One week left in Seattle and then we hop on the plane for a new adventure in Costa Rica. Mostly, packing has consisted of purging, the getting rid of and lightening, but I’m willing to carry a few items for sentimental reasons. I will paint in Costa Rica. I’m packing all my paints but I can’t realistically take all my paintings. I’ve settled on five and as usual they tell a collective story not only of my painting, but the reasons why we have made this decision to pick it all up and try something new for our family.
I’ll start at the beginning.
It has now been 13 years married and a partnership 15 years old. But the sentiment of A Wedding Vow After 12 Years so perfectly describes the complexity of our marriage.

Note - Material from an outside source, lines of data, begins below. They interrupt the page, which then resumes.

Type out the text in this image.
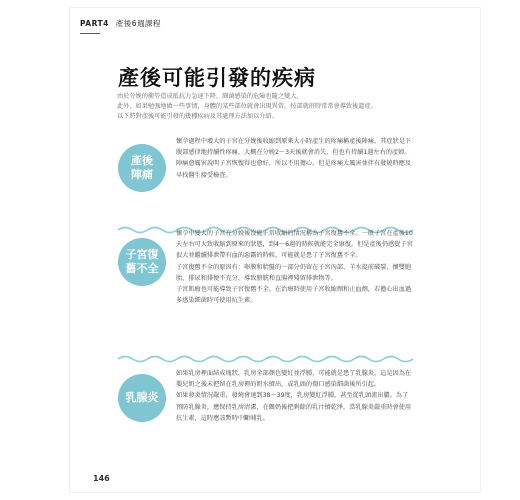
PART4 產後6週課程
產後可能引發的疾病

由於分娩的衝勞造成抵抗力急速下降，細菌感染的危險也隨之變大。

此外，如果勉強地做一些事情，身體的某些部位就會出現異常，按部就班時常常會導致後遺症。

以下將對產後可能引發的幾種疾病及其處理方法加以介紹。

產後
陣痛

懷孕過程中增大的子宮在分娩後收縮到原來大小時產生的疼痛稱產後陣痛。其症狀是下腹部感律地持續性疼痛，大概在分娩2～3天後就會消失，但也有持續1週左右的產婦。

陣痛愈厲害說明子宮恢復得也愈好，所以不用擔心。但是疼痛太厲害並伴有發燒時應及早找醫生接受檢查。

子宮復
舊不全

懷孕中變大的子宮在分娩後沒能正常收縮的情況稱為子宮復舊不全。一般子宮在產後10天左右可大致收縮到原來的狀態，到4～6週的時候就能完全康復。但是產後仍感覺子宮很大並繼續排泄帶有血的惡露的時候，可能就是患了子宮復舊不全。

子宮復舊不全的原因有：卵膜和胎盤的一部分仍留在子宮內部、羊水提前破裂、懷雙胞胎、排尿和排便不充分，導致膀胱和直腸裡殘留排泄物等。

子宮肌瘤也可能導致子宮復舊不全。在治療時使用子宮收縮劑和止血劑，若擔心出血過多感染細菌時可使用抗生素。

乳腺炎

如果乳房裡面結成塊狀，乳房全部顏色變紅並浮腫，可能就是患了乳腺炎。這是因為在嬰兒奶之後未把留在乳房裡的奶水擠出，或乳頭的傷口感染細菌後所引起。

如果發炎情況嚴重，發燒會達到38～39度，乳房變紅浮腫，甚至從乳頭流出膿。為了預防乳腺炎，應保持乳房清潔，在餵奶後把剩餘的乳汁擠乾淨，當乳腺炎嚴重時會使用抗生素，這時應該暫時中斷哺乳。

146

And believe me, this big move, the huge purging of a very settled life, the intentionally unsettling and the transition time is creating a few more explosions, merging and reconstituting. We move in hopes of realizing some dreams but also in reconnecting over a slower paced life too. This big change is also a renewal of our vows and the painting is a worthy reminder.

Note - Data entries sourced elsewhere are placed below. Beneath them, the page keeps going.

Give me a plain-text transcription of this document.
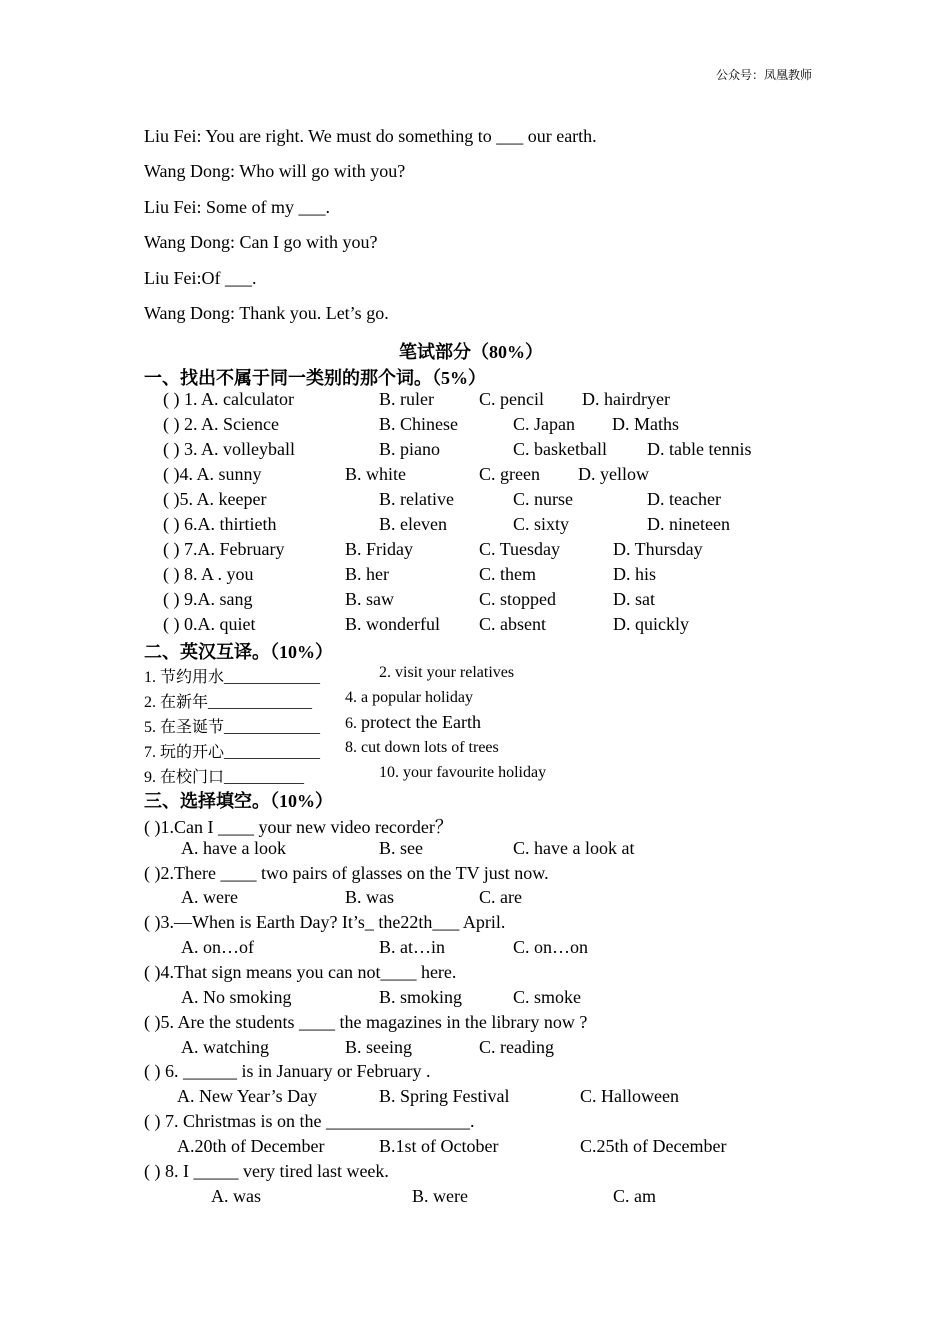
公众号：凤凰教师
Liu Fei: You are right. We must do something to ___ our earth.
Wang Dong: Who will go with you?
Liu Fei: Some of my ___.
Wang Dong: Can I go with you?
Liu Fei:Of ___.
Wang Dong: Thank you. Let’s go.
笔试部分（80%）
一、找出不属于同一类别的那个词。（5%）
( ) 1. A. calculator	B. ruler	C. pencil D. hairdryer
( ) 2. A. Science	B. Chinese	C. Japan D. Maths
( ) 3. A. volleyball	B. piano	C. basketball D. table tennis
( )4. A. sunny	B. white	C. green D. yellow
( )5. A. keeper	B. relative	C. nurse	D. teacher
( ) 6.A. thirtieth	B. eleven	C. sixty	D. nineteen
( ) 7.A. February	B. Friday	C. Tuesday	D. Thursday
( ) 8. A . you	B. her	C. them	D. his
( ) 9.A. sang	B. saw	C. stopped	D. sat
( ) 0.A. quiet	B. wonderful C. absent	D. quickly
二、英汉互译。（10%）
1. 节约用水____________	2. visit your relatives
2. 在新年_____________ 4. a popular holiday
5. 在圣诞节____________ 6. protect the Earth
7. 玩的开心____________ 8. cut down lots of trees
9. 在校门口__________	10. your favourite holiday
三、选择填空。（10%）
( )1.Can I ____ your new video recorder？
A. have a look	B. see	C. have a look at
( )2.There ____ two pairs of glasses on the TV just now.
A. were	B. was	C. are
( )3.—When is Earth Day? It’s_ the22th___ April.
A. on…of	B. at…in	C. on…on
( )4.That sign means you can not____ here.
A. No smoking	B. smoking	C. smoke
( )5. Are the students ____ the magazines in the library now ?
A. watching	B. seeing	C. reading
( ) 6. ______ is in January or February .
A. New Year’s Day	B. Spring Festival	C. Halloween
( ) 7. Christmas is on the ________________.
A.20th of December	B.1st of October	C.25th of December
( ) 8. I _____ very tired last week.
A. was	B. were	C. am
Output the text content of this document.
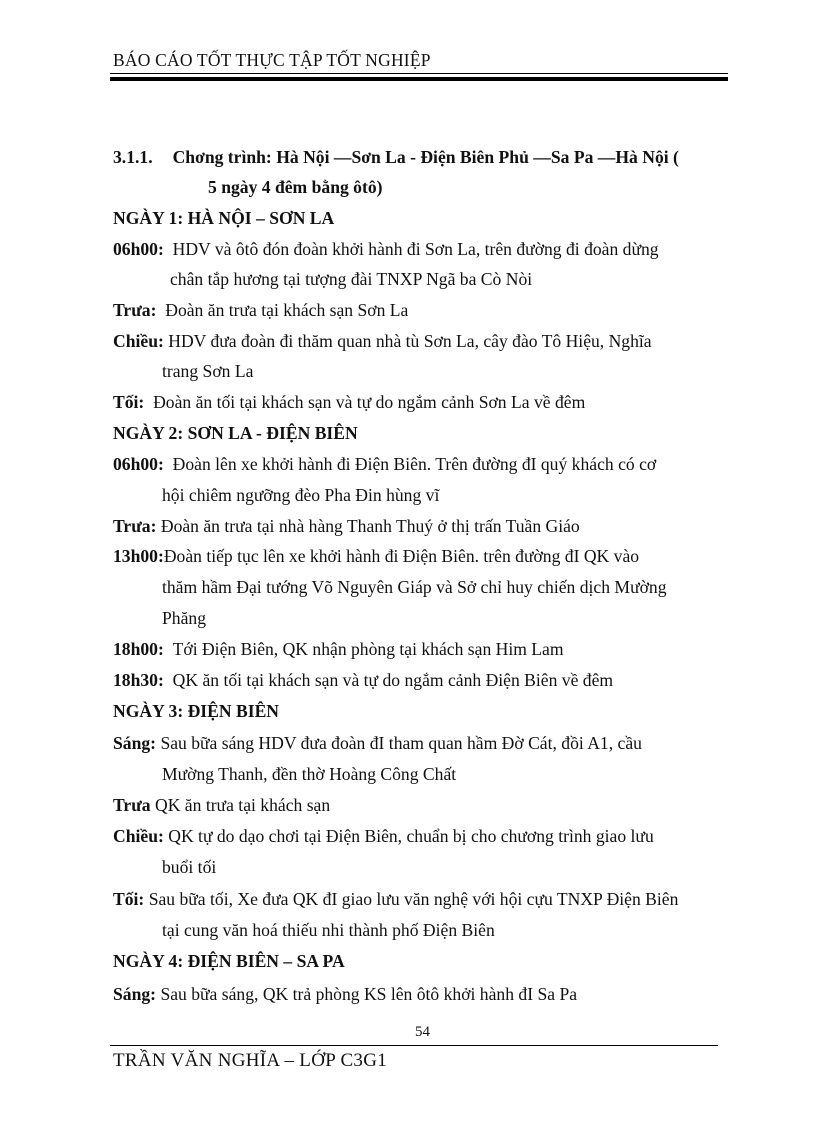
BÁO CÁO TỐT THỰC TẬP TỐT NGHIỆP
3.1.1. Chơng trình: Hà Nội —Sơn La - Điện Biên Phủ —Sa Pa —Hà Nội (
5 ngày 4 đêm bằng ôtô)
NGÀY 1: HÀ NỘI – SƠN LA
06h00: HDV và ôtô đón đoàn khởi hành đi Sơn La, trên đường đi đoàn dừng
chân tắp hương tại tượng đài TNXP Ngã ba Cò Nòi
Trưa: Đoàn ăn trưa tại khách sạn Sơn La
Chiều: HDV đưa đoàn đi thăm quan nhà tù Sơn La, cây đào Tô Hiệu, Nghĩa
trang Sơn La
Tối: Đoàn ăn tối tại khách sạn và tự do ngắm cảnh Sơn La về đêm
NGÀY 2: SƠN LA - ĐIỆN BIÊN
06h00: Đoàn lên xe khởi hành đi Điện Biên. Trên đường đI quý khách có cơ
hội chiêm ngưỡng đèo Pha Đin hùng vĩ
Trưa: Đoàn ăn trưa tại nhà hàng Thanh Thuý ở thị trấn Tuần Giáo
13h00:Đoàn tiếp tục lên xe khởi hành đi Điện Biên. trên đường đI QK vào
thăm hầm Đại tướng Võ Nguyên Giáp và Sở chỉ huy chiến dịch Mường
Phăng
18h00: Tới Điện Biên, QK nhận phòng tại khách sạn Him Lam
18h30: QK ăn tối tại khách sạn và tự do ngắm cảnh Điện Biên về đêm
NGÀY 3: ĐIỆN BIÊN
Sáng: Sau bữa sáng HDV đưa đoàn đI tham quan hầm Đờ Cát, đồi A1, cầu
Mường Thanh, đền thờ Hoàng Công Chất
Trưa QK ăn trưa tại khách sạn
Chiều: QK tự do dạo chơi tại Điện Biên, chuẩn bị cho chương trình giao lưu
buổi tối
Tối: Sau bữa tối, Xe đưa QK đI giao lưu văn nghệ với hội cựu TNXP Điện Biên
tại cung văn hoá thiếu nhi thành phố Điện Biên
NGÀY 4: ĐIỆN BIÊN – SA PA
Sáng: Sau bữa sáng, QK trả phòng KS lên ôtô khởi hành đI Sa Pa
54
TRẦN VĂN NGHĨA – LỚP C3G1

Continuing with the theme of bringing our family closer together, Daire’s Very Not Perfect and Wonderfully Uncompromising Dragon is dedicated to my son and his initial rendering, but also an illustration of the stubborn insistence on believing in magic and that you can have just about everything, even if it contradicts itself. Because we believe this, we move to Costa Rica just to see what happens.

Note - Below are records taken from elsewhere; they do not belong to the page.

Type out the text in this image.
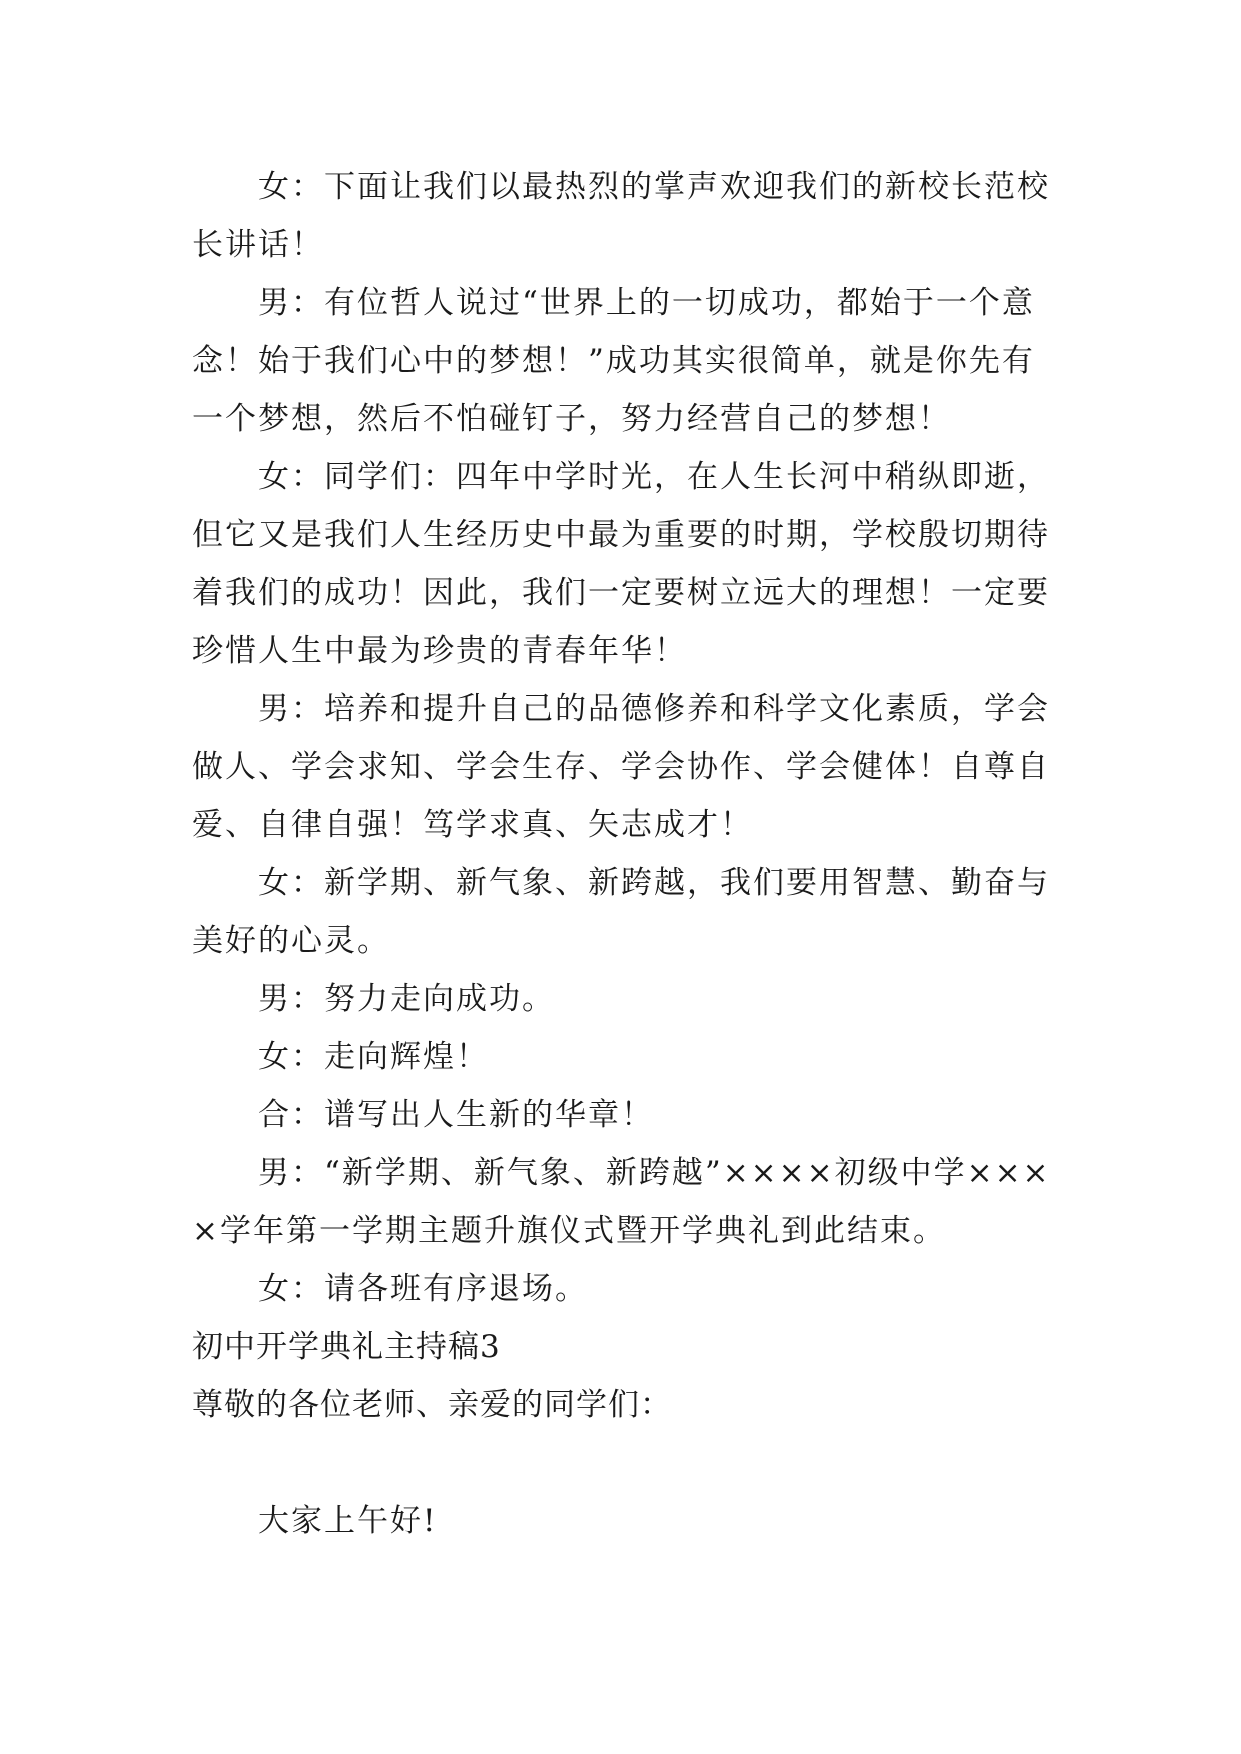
女：下面让我们以最热烈的掌声欢迎我们的新校长范校长讲话！

男：有位哲人说过“世界上的一切成功，都始于一个意念！始于我们心中的梦想！”成功其实很简单，就是你先有一个梦想，然后不怕碰钉子，努力经营自己的梦想！

女：同学们：四年中学时光，在人生长河中稍纵即逝，但它又是我们人生经历史中最为重要的时期，学校殷切期待着我们的成功！因此，我们一定要树立远大的理想！一定要珍惜人生中最为珍贵的青春年华！

男：培养和提升自己的品德修养和科学文化素质，学会做人、学会求知、学会生存、学会协作、学会健体！自尊自爱、自律自强！笃学求真、矢志成才！

女：新学期、新气象、新跨越，我们要用智慧、勤奋与美好的心灵。

男：努力走向成功。

女：走向辉煌！

合：谱写出人生新的华章！

男：“新学期、新气象、新跨越”××××初级中学××××学年第一学期主题升旗仪式暨开学典礼到此结束。

女：请各班有序退场。

初中开学典礼主持稿3

尊敬的各位老师、亲爱的同学们：

大家上午好!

Life Begins at Sea is a painting based on my daughter’s drawing and commitment to our family. But this also illustrates our commitment to sustainability and the natural world, not to mention we will be living in an area saturated with many nesting sea turtles. The school the kids will be going to, La Paz Community School, is also committed to the legacy of sustainability and is a strong motivation for sending them there. This one must come.
Unusual Weather is one of my personal favorites. It is a story of climate change. As rapidly as the world is changing around us, I feel a deep need to go see it before it all slips away and reforms itself. This is why now is the time; not retirement, not when the kids are out of the house. Now. Those years in the future are filled with doubt and likely unlike anything it is now when these other milestones hit. I want my kids to have memories of the way the world is now, not an urban life or in the shadow of collective political panic of climate disruption. Now we go.
A Beautiful Mind is dedicated to my son again, who we recently found out is dyslexic (and as a result we found out my husband is too). This realization has reconnected me to my passion for education, specifically for dyslexics and educational justice. I have been fascinated by the study this summer and will spend the next couple years helping my son literally re-wire his brain to become as fluent a reader as he can be. It represents another renewed commitment to the best I can give my family, not to mention I think the painting rocks.
They are now rolled up and waiting for their next adventures, just like us.